Fast forward a year later and things are certainly different. Heavy precipitation in the early spring and summer of 2013, gave way to an incredibly cold winter with abundant snowfall and ice cover. The ice cover, which was the highest level in 35 years, slowed the evaporation process of the lakes. As we begin the big thaw, all of the Great Lakes continue to rise.

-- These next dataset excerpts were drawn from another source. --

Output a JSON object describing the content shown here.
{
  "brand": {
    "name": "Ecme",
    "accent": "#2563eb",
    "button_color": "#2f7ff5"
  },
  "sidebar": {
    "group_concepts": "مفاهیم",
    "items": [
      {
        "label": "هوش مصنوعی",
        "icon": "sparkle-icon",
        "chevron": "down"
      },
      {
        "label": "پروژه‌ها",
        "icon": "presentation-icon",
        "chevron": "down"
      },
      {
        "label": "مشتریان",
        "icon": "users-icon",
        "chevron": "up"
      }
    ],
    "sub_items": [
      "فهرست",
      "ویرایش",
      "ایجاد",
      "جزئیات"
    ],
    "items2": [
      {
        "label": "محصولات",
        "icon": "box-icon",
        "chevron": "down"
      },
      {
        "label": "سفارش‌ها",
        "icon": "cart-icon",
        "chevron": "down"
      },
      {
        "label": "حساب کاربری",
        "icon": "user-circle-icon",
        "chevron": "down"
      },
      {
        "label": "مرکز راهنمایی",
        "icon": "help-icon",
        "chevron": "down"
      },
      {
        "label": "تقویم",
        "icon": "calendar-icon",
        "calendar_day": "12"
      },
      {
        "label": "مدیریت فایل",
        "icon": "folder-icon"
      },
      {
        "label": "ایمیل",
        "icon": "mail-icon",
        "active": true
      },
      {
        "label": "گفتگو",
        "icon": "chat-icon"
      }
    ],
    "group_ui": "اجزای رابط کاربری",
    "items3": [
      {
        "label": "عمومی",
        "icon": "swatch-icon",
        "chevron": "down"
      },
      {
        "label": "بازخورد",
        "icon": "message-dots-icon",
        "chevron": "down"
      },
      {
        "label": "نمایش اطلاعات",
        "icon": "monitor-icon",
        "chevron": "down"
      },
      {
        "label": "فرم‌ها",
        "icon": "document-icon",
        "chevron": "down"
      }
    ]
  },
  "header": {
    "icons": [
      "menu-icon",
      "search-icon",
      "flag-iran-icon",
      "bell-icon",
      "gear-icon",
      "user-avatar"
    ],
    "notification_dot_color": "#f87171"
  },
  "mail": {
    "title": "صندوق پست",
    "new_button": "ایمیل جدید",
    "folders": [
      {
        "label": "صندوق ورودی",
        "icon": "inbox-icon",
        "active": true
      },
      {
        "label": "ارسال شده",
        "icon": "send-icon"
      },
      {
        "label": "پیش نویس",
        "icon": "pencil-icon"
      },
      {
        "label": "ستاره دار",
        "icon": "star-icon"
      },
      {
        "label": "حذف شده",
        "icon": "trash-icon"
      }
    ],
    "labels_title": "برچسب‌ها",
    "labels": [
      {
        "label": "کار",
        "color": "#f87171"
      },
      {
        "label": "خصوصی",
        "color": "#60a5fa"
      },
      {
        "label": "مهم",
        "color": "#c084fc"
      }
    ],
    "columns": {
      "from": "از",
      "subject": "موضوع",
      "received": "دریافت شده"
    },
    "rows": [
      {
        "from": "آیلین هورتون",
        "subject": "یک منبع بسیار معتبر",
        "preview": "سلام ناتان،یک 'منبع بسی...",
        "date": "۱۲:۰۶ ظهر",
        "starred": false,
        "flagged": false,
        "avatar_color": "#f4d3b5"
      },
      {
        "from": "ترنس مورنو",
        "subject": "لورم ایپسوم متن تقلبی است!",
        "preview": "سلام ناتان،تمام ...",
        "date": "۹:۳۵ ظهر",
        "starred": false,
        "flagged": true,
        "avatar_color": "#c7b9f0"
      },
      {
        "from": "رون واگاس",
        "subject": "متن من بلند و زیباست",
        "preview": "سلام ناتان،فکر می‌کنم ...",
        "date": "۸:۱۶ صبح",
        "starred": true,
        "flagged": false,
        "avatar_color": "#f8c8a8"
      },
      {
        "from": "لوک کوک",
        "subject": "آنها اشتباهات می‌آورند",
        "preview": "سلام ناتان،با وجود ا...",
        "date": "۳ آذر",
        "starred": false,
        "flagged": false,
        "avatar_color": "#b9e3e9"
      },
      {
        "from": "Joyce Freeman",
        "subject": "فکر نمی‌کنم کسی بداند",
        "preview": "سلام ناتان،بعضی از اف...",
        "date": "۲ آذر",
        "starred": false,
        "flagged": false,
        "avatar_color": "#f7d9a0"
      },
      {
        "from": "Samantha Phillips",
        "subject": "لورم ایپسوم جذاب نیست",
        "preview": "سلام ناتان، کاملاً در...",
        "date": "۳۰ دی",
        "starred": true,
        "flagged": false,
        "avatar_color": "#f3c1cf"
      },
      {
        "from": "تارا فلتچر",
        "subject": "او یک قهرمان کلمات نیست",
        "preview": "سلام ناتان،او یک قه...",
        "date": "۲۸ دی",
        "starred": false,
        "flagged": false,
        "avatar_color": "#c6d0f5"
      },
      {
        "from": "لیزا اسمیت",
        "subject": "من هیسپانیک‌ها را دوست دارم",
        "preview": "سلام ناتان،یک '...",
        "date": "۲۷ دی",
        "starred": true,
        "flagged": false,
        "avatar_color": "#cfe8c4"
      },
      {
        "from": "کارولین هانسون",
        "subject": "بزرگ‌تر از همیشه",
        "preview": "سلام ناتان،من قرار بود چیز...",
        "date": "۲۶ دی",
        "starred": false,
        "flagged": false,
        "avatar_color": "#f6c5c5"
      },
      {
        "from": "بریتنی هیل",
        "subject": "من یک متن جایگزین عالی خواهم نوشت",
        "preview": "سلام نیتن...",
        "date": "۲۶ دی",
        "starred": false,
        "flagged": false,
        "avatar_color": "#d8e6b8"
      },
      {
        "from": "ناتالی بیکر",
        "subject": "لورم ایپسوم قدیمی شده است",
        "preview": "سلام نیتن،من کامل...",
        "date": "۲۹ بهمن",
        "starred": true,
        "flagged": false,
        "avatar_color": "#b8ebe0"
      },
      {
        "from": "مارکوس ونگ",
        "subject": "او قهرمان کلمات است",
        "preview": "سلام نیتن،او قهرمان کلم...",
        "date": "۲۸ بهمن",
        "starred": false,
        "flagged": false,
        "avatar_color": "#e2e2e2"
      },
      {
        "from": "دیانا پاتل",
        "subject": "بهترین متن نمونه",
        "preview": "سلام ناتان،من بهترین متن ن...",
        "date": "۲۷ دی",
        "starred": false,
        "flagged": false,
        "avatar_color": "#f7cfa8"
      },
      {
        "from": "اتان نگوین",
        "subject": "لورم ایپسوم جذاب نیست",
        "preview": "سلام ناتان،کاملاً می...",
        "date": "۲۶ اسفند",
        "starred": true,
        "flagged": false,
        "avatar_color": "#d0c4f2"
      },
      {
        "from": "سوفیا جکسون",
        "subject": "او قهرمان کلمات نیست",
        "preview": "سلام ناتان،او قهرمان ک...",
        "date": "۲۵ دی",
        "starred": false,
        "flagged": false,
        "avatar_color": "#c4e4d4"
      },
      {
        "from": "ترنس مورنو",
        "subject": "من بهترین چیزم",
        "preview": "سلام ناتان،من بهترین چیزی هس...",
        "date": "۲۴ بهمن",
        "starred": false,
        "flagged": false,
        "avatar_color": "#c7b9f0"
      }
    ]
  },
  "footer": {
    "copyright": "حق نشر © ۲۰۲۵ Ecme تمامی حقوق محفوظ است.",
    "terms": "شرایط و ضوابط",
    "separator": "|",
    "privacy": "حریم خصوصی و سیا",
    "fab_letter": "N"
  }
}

Lakes Superior, Michigan, and Huron, which were the most critical a year ago, are now 12 inches above their levels of a year ago, according the US Army Corps of Engineers. Because of their geographical layout, Lake Michigan and Lake Huron are considered 1 body of water in their report. As we begin to enter the spring season, all of the lakes are expected to rise over the next several months. Lakes Superior and Michigan-Huron are expected to rise 2 and 4 inches respectively over the next month, while Lake Erie and Lake Ontario are projected to rise 6 and 7 inches over the next 30 days.
But we aren't out of the woods yet according to officials. Even after the rebound, Lakes Michigan-Huron are still 3 inches below chart datum, which is a universal level used by the commercial shipping industry. Chart datum is considered the lowest the water level can be, without posing a threat to freighters and cargo carrying ships. In laymen’s terms, the lakes are still below average. All but Lake Superior are below long term averages for the month of March. Lakes Michigan-Huron are the farthest off the seasonal norm, at 13 inches below the long term average.
All in all, the outlook from local communities is much more positive than just 12 months ago. Marina owners and boaters alike should be greeted with much higher water levels than 2013, and in most cases dredging should not be necessary.
From our perspective it will be a relief to be able to travel down the St. Joseph River this spring knowing there is plenty of water beneath the hull. The same is true for our location in Lake Erie, although the daily water level there is more determined by the prevailing wind.
Let’s hope this positive trend continues into the future.
Information in this article was provided by the Detroit District US Army Corps of Engineers.